Und wenn jemand für einen religiösen Feiertag frei nehmen wolle, müsse er dies nur rechtzeitig beantragen. Zedi empfindet die Zusammenarbeit mit Menschen aus 13 Nationen als bereichernd. Die Fluktuation sei gering, viele Mitarbeitende blieben bis zur Pensionierung, was den Zusammenhalt im Team stärke.

“Konflikte mit und unter Ausländern sind oft weniger problematisch als mit Schweizern, weil sie direkter sind. Wenn’s kracht, rede ich sofort mit den Leuten”, sagt Zedi, der eher mit der “Schweizer Friedhöflichkeit” seine Mühe hat. Er sei selber zur Hälfte Italiener, spreche zahlreiche Fremdsprachen und könne auch mal laut werden.

Kopftuch ist kein Thema

Die Kopftuch-Frage, die Schweizer Medien und Politiker seit einem halben Jahr umtreibt, war bisher kein Thema in Zedis Abteilung. Die Kosovo-Albanerin I.S. bedeckt ihr blondes Haar in der Küche nur mit dem hygienischen Netz.

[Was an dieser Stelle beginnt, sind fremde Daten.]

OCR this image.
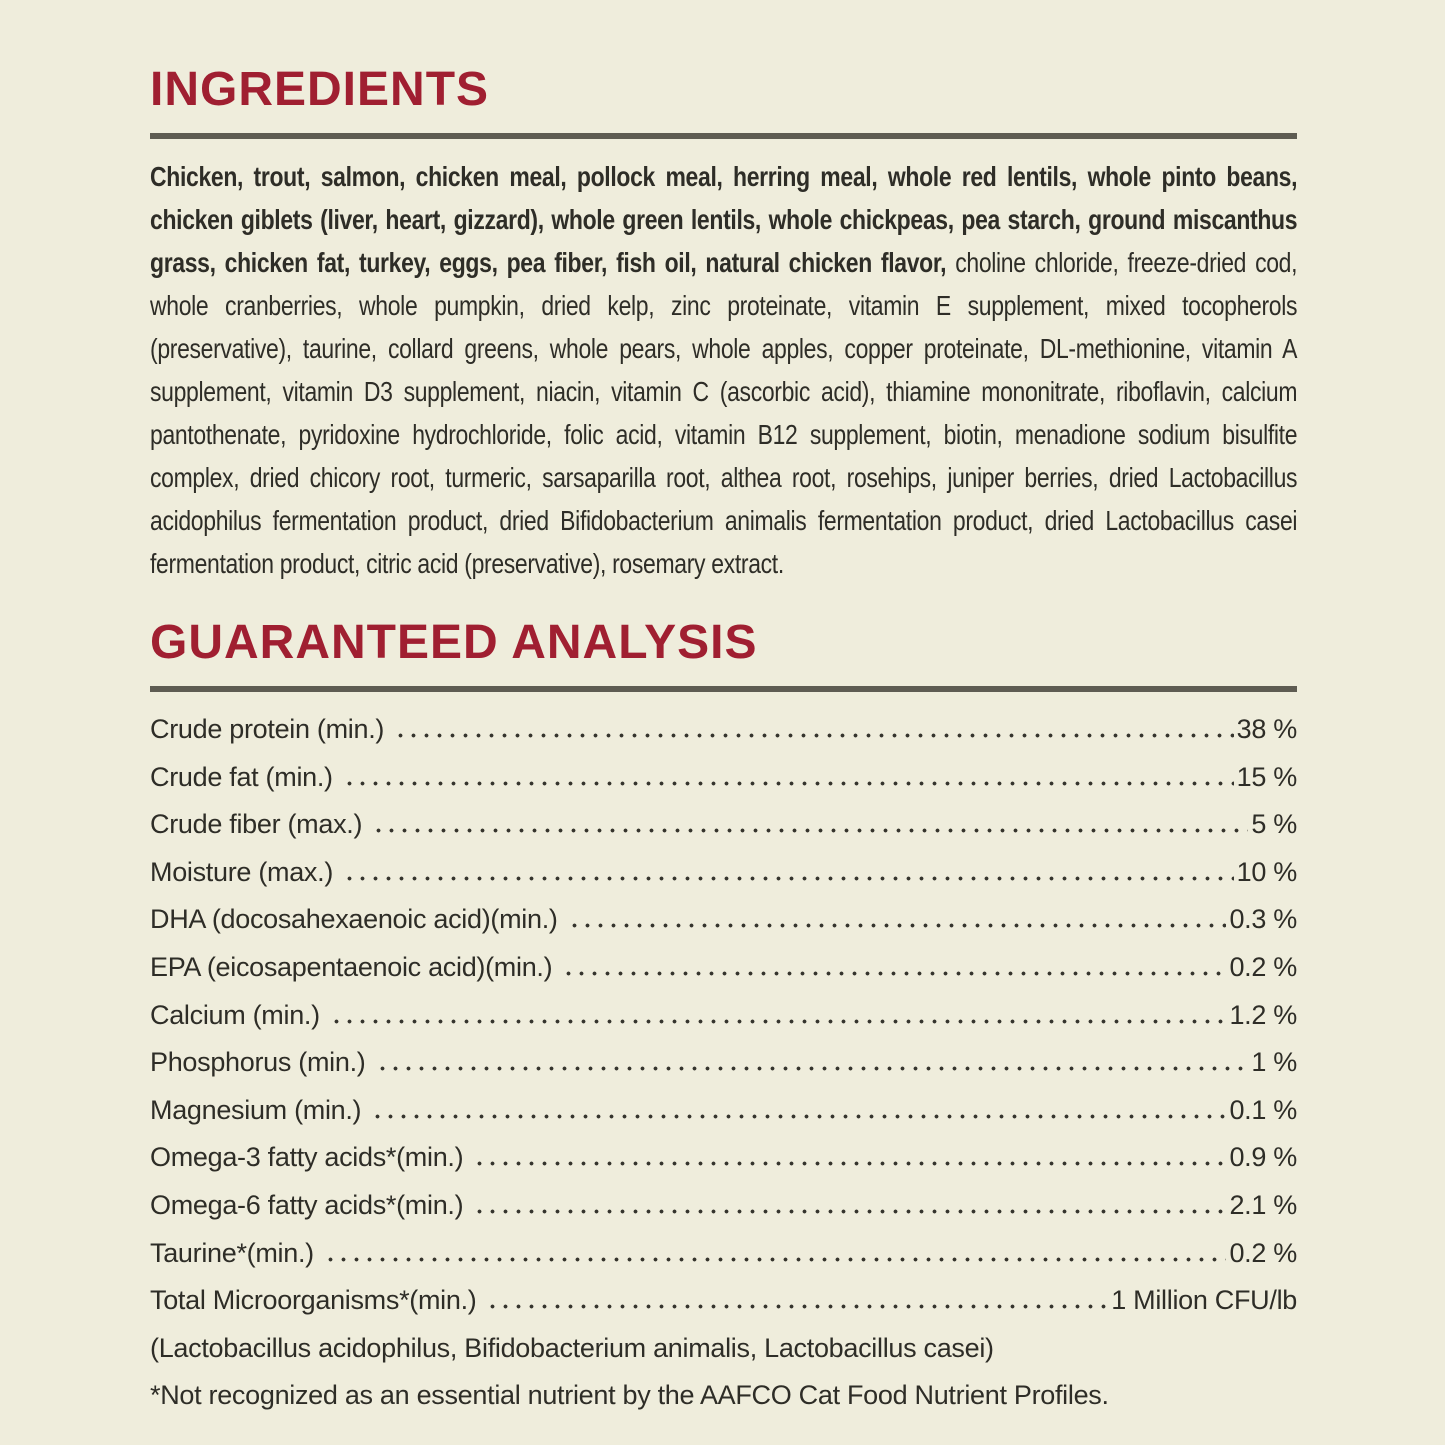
INGREDIENTS

Chicken, trout, salmon, chicken meal, pollock meal, herring meal, whole red lentils, whole pinto beans, chicken giblets (liver, heart, gizzard), whole green lentils, whole chickpeas, pea starch, ground miscanthus grass, chicken fat, turkey, eggs, pea fiber, fish oil, natural chicken flavor, choline chloride, freeze-dried cod, whole cranberries, whole pumpkin, dried kelp, zinc proteinate, vitamin E supplement, mixed tocopherols (preservative), taurine, collard greens, whole pears, whole apples, copper proteinate, DL-methionine, vitamin A supplement, vitamin D3 supplement, niacin, vitamin C (ascorbic acid), thiamine mononitrate, riboflavin, calcium pantothenate, pyridoxine hydrochloride, folic acid, vitamin B12 supplement, biotin, menadione sodium bisulfite complex, dried chicory root, turmeric, sarsaparilla root, althea root, rosehips, juniper berries, dried Lactobacillus acidophilus fermentation product, dried Bifidobacterium animalis fermentation product, dried Lactobacillus casei fermentation product, citric acid (preservative), rosemary extract.

GUARANTEED ANALYSIS
Crude protein (min.)	38 %
Crude fat (min.)	15 %
Crude fiber (max.)	5 %
Moisture (max.)	10 %
DHA (docosahexaenoic acid)(min.)	0.3 %
EPA (eicosapentaenoic acid)(min.)	0.2 %
Calcium (min.)	1.2 %
Phosphorus (min.)	1 %
Magnesium (min.)	0.1 %
Omega-3 fatty acids*(min.)	0.9 %
Omega-6 fatty acids*(min.)	2.1 %
Taurine*(min.)	0.2 %
Total Microorganisms*(min.)	1 Million CFU/lb

(Lactobacillus acidophilus, Bifidobacterium animalis, Lactobacillus casei)

*Not recognized as an essential nutrient by the AAFCO Cat Food Nutrient Profiles.
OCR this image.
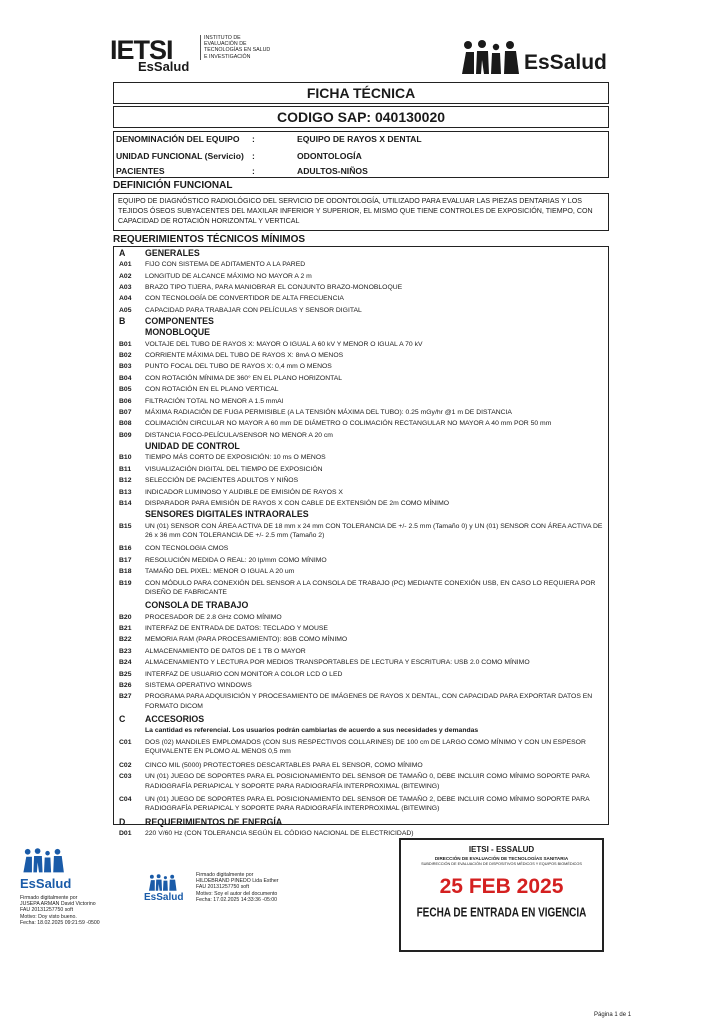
IETSI
EsSalud
INSTITUTO DE EVALUACIÓN DE TECNOLOGÍAS EN SALUD E INVESTIGACIÓN	EsSalud
FICHA TÉCNICA
CODIGO SAP: 040130020
DENOMINACIÓN DEL EQUIPO :	EQUIPO DE RAYOS X DENTAL
UNIDAD FUNCIONAL (Servicio) :	ODONTOLOGÍA
PACIENTES	:	ADULTOS-NIÑOS
DEFINICIÓN FUNCIONAL
EQUIPO DE DIAGNÓSTICO RADIOLÓGICO DEL SERVICIO DE ODONTOLOGÍA, UTILIZADO PARA EVALUAR LAS PIEZAS DENTARIAS Y LOS TEJIDOS ÓSEOS SUBYACENTES DEL MAXILAR INFERIOR Y SUPERIOR, EL MISMO QUE TIENE CONTROLES DE EXPOSICIÓN, TIEMPO, CON CAPACIDAD DE ROTACIÓN HORIZONTAL Y VERTICAL
REQUERIMIENTOS TÉCNICOS MÍNIMOS
A	GENERALES
A01	FIJO CON SISTEMA DE ADITAMENTO A LA PARED
A02	LONGITUD DE ALCANCE MÁXIMO NO MAYOR A 2 m
A03	BRAZO TIPO TIJERA, PARA MANIOBRAR EL CONJUNTO BRAZO-MONOBLOQUE
A04	CON TECNOLOGÍA DE CONVERTIDOR DE ALTA FRECUENCIA
A05	CAPACIDAD PARA TRABAJAR CON PELÍCULAS Y SENSOR DIGITAL
B	COMPONENTES
MONOBLOQUE
B01	VOLTAJE DEL TUBO DE RAYOS X: MAYOR O IGUAL A 60 kV Y MENOR O IGUAL A 70 kV
B02	CORRIENTE MÁXIMA DEL TUBO DE RAYOS X: 8mA O MENOS
B03	PUNTO FOCAL DEL TUBO DE RAYOS X: 0,4 mm O MENOS
B04	CON ROTACIÓN MÍNIMA DE 360° EN EL PLANO HORIZONTAL
B05	CON ROTACIÓN EN EL PLANO VERTICAL
B06	FILTRACIÓN TOTAL NO MENOR A 1.5 mmAl
B07	MÁXIMA RADIACIÓN DE FUGA PERMISIBLE (A LA TENSIÓN MÁXIMA DEL TUBO): 0.25 mGy/hr @1 m DE DISTANCIA
B08	COLIMACIÓN CIRCULAR NO MAYOR A 60 mm DE DIÁMETRO O COLIMACIÓN RECTANGULAR NO MAYOR A 40 mm POR 50 mm
B09	DISTANCIA FOCO-PELÍCULA/SENSOR NO MENOR A 20 cm
UNIDAD DE CONTROL
B10	TIEMPO MÁS CORTO DE EXPOSICIÓN: 10 ms O MENOS
B11	VISUALIZACIÓN DIGITAL DEL TIEMPO DE EXPOSICIÓN
B12	SELECCIÓN DE PACIENTES ADULTOS Y NIÑOS
B13	INDICADOR LUMINOSO Y AUDIBLE DE EMISIÓN DE RAYOS X
B14	DISPARADOR PARA EMISIÓN DE RAYOS X CON CABLE DE EXTENSIÓN DE 2m COMO MÍNIMO
SENSORES DIGITALES INTRAORALES
B15	UN (01) SENSOR CON ÁREA ACTIVA DE 18 mm x 24 mm CON TOLERANCIA DE +/- 2.5 mm (Tamaño 0) y UN (01) SENSOR CON ÁREA ACTIVA DE 26 x 36 mm CON TOLERANCIA DE +/- 2.5 mm (Tamaño 2)
B16	CON TECNOLOGIA CMOS
B17	RESOLUCIÓN MEDIDA O REAL: 20 lp/mm COMO MÍNIMO
B18	TAMAÑO DEL PIXEL: MENOR O IGUAL A 20 um
B19	CON MÓDULO PARA CONEXIÓN DEL SENSOR A LA CONSOLA DE TRABAJO (PC) MEDIANTE CONEXIÓN USB, EN CASO LO REQUIERA POR DISEÑO DE FABRICANTE
CONSOLA DE TRABAJO
B20	PROCESADOR DE 2.8 GHz COMO MÍNIMO
B21	INTERFAZ DE ENTRADA DE DATOS: TECLADO Y MOUSE
B22	MEMORIA RAM (PARA PROCESAMIENTO): 8GB COMO MÍNIMO
B23	ALMACENAMIENTO DE DATOS DE 1 TB O MAYOR
B24	ALMACENAMIENTO Y LECTURA POR MEDIOS TRANSPORTABLES DE LECTURA Y ESCRITURA: USB 2.0 COMO MÍNIMO
B25	INTERFAZ DE USUARIO CON MONITOR A COLOR LCD O LED
B26	SISTEMA OPERATIVO WINDOWS
B27	PROGRAMA PARA ADQUISICIÓN Y PROCESAMIENTO DE IMÁGENES DE RAYOS X DENTAL, CON CAPACIDAD PARA EXPORTAR DATOS EN FORMATO DICOM
C	ACCESORIOS
La cantidad es referencial. Los usuarios podrán cambiarlas de acuerdo a sus necesidades y demandas
C01	DOS (02) MANDILES EMPLOMADOS (CON SUS RESPECTIVOS COLLARINES) DE 100 cm DE LARGO COMO MÍNIMO Y CON UN ESPESOR EQUIVALENTE EN PLOMO AL MENOS 0,5 mm
C02	CINCO MIL (5000) PROTECTORES DESCARTABLES PARA EL SENSOR, COMO MÍNIMO
C03	UN (01) JUEGO DE SOPORTES PARA EL POSICIONAMIENTO DEL SENSOR DE TAMAÑO 0, DEBE INCLUIR COMO MÍNIMO SOPORTE PARA RADIOGRAFÍA PERIAPICAL Y SOPORTE PARA RADIOGRAFÍA INTERPROXIMAL (BITEWING)
C04	UN (01) JUEGO DE SOPORTES PARA EL POSICIONAMIENTO DEL SENSOR DE TAMAÑO 2, DEBE INCLUIR COMO MÍNIMO SOPORTE PARA RADIOGRAFÍA PERIAPICAL Y SOPORTE PARA RADIOGRAFÍA INTERPROXIMAL (BITEWING)
D	REQUERIMIENTOS DE ENERGÍA
D01	220 V/60 Hz (CON TOLERANCIA SEGÚN EL CÓDIGO NACIONAL DE ELECTRICIDAD)
EsSalud
Firmado digitalmente por
JUSEPA ARMAN David Victorino
FAU 20131257750 soft
Motivo: Doy visto bueno.
Fecha: 18.02.2025 09:21:59 -0500
EsSalud
Firmado digitalmente por
HILDEBRAND PINEDO Lida Esther
FAU 20131257750 soft
Motivo: Soy el autor del documento
Fecha: 17.02.2025 14:33:36 -05:00
IETSI - ESSALUD
DIRECCIÓN DE EVALUACIÓN DE TECNOLOGÍAS SANITARIA
SUBDIRECCIÓN DE EVALUACIÓN DE DISPOSITIVOS MÉDICOS Y EQUIPOS BIOMÉDICOS
25 FEB 2025
FECHA DE ENTRADA EN VIGENCIA
Página 1 de 1
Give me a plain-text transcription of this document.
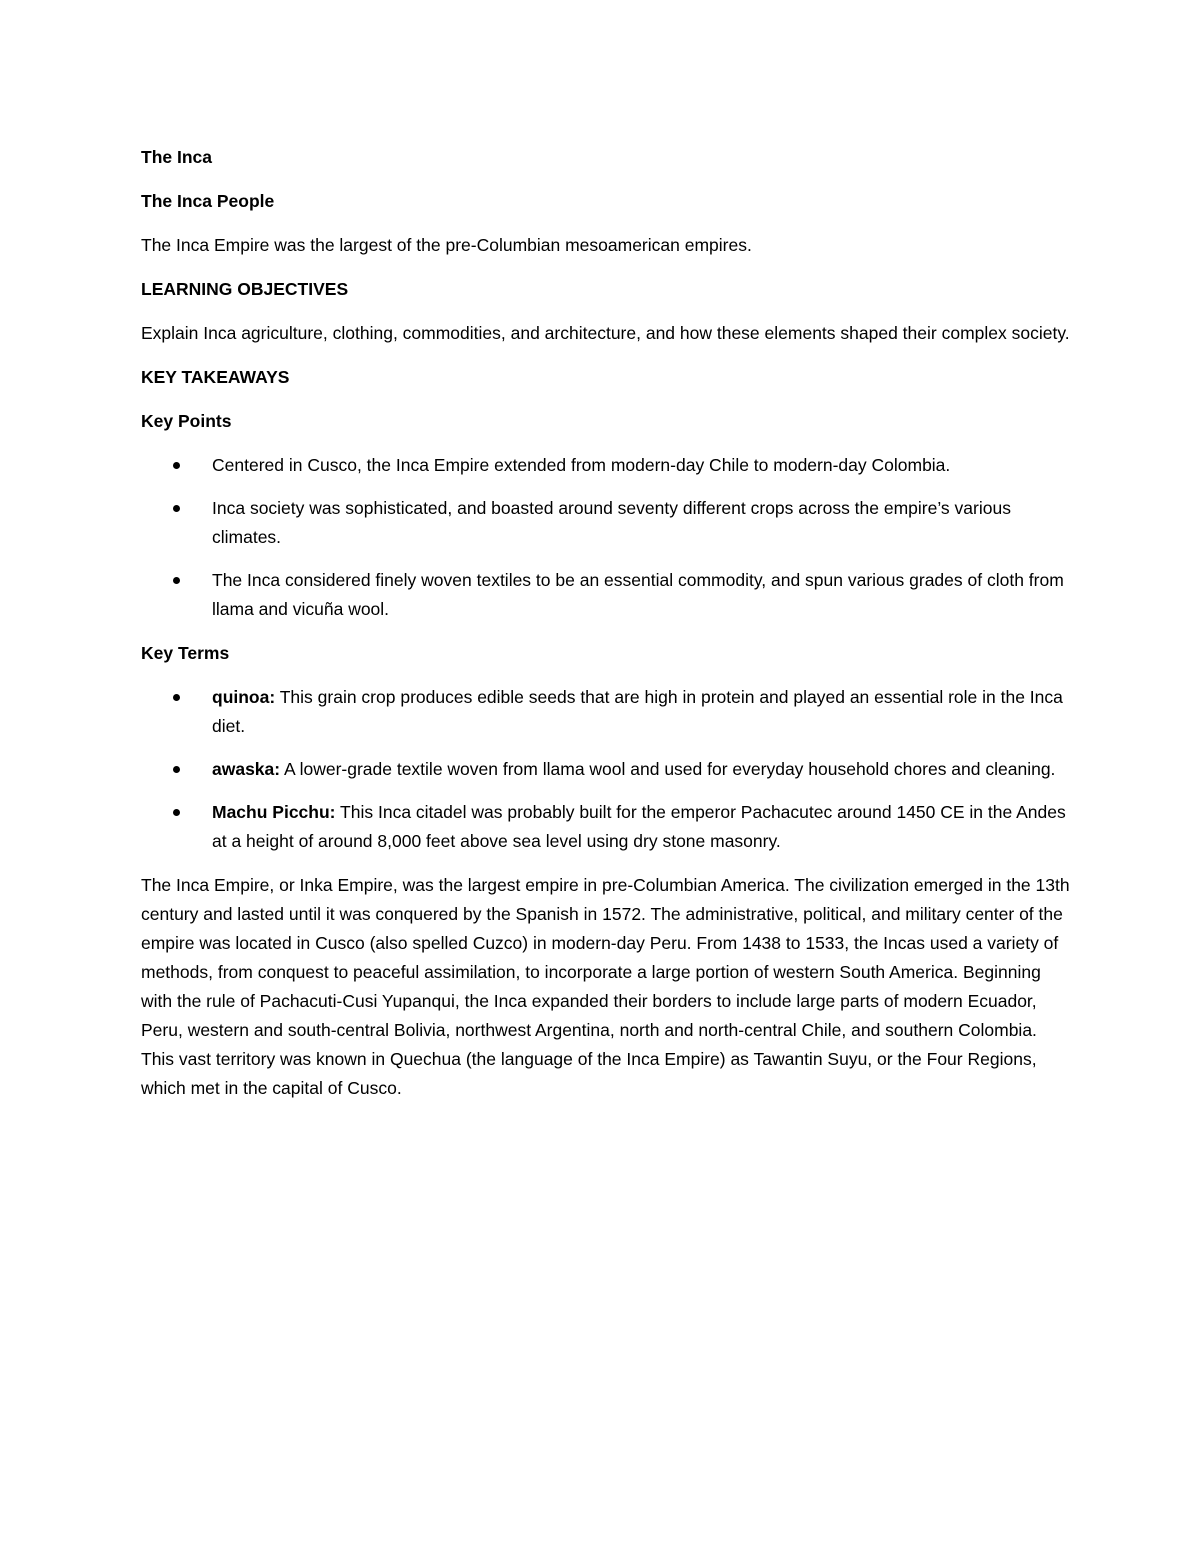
The Inca

The Inca People

The Inca Empire was the largest of the pre-Columbian mesoamerican empires.

LEARNING OBJECTIVES

Explain Inca agriculture, clothing, commodities, and architecture, and how these elements shaped their complex society.

KEY TAKEAWAYS

Key Points

Centered in Cusco, the Inca Empire extended from modern-day Chile to modern-day Colombia.
Inca society was sophisticated, and boasted around seventy different crops across the empire’s various climates.
The Inca considered finely woven textiles to be an essential commodity, and spun various grades of cloth from llama and vicuña wool.

Key Terms

quinoa: This grain crop produces edible seeds that are high in protein and played an essential role in the Inca diet.
awaska: A lower-grade textile woven from llama wool and used for everyday household chores and cleaning.
Machu Picchu: This Inca citadel was probably built for the emperor Pachacutec around 1450 CE in the Andes at a height of around 8,000 feet above sea level using dry stone masonry.

The Inca Empire, or Inka Empire, was the largest empire in pre-Columbian America. The civilization emerged in the 13th century and lasted until it was conquered by the Spanish in 1572. The administrative, political, and military center of the empire was located in Cusco (also spelled Cuzco) in modern-day Peru. From 1438 to 1533, the Incas used a variety of methods, from conquest to peaceful assimilation, to incorporate a large portion of western South America. Beginning with the rule of Pachacuti-Cusi Yupanqui, the Inca expanded their borders to include large parts of modern Ecuador, Peru, western and south-central Bolivia, northwest Argentina, north and north-central Chile, and southern Colombia. This vast territory was known in Quechua (the language of the Inca Empire) as Tawantin Suyu, or the Four Regions, which met in the capital of Cusco.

Sie sagt: “Ich habe grundsätzlich nichts gegen das Kopftuch, aber es kommt darauf an, wo es getragen wird. Wenn eine Muslimin in der Schweiz ein Kopftuch trägt, finde ich das nicht gut, denn es geht dann immer auch um eine Demonstration es Glaubens. Das schadet der Integration.”

In der Küche des Inselspitals erübrigen sich solche Fragen, denn hier sind Berufskleider Vorschrift. Dazu gehört: “Kopfbedeckung obligatorisch.” Muslimisch hin oder her.

Susanne Schanda, Bern, swissinfo.ch

Das Inselspital beschäftigt insgesamt 8703 Mitarbeiter.

Von den 1844 Ausländern kommt fast die Hälfte aus Deutschland (Zahlen 2010, Direktion Personal Inselspital).

Von den 1459 Ärzten kommen 521 aus dem Ausland, davon 395 allein aus Deutschland. Auch beim Pflegepersonal sind mehr als die Hälfte der ausländischen Mitarbeiter Deutsche.

Den grössten Ausländeranteil haben die Abteilungen Hauswirtschaft und Gastronomie. Von den 320 Mitarbeitenden in der Gastronomie (228 Stellenprozente) sind rund 40% Ausländer. Diese kommen vorwiegend aus Portugal, Ex-Jugoslawien, Lateinamerika und Osteuropa.

Das Inselspital betreibt sieben Restaurants, zwei davon sind Personalrestaurants mit 380 und 500 Sitzplätzen, die jeden Mittag drei Mal belegt werden.

Im Inselspital werden jährlich rund 260’000 Patienten behandelt.

Ende 2009 lebten in der Schweiz 1,68 Mio. Personen aus dem Ausland. Das ist fast ein Viertel der gesamten Wohnbevölkerung.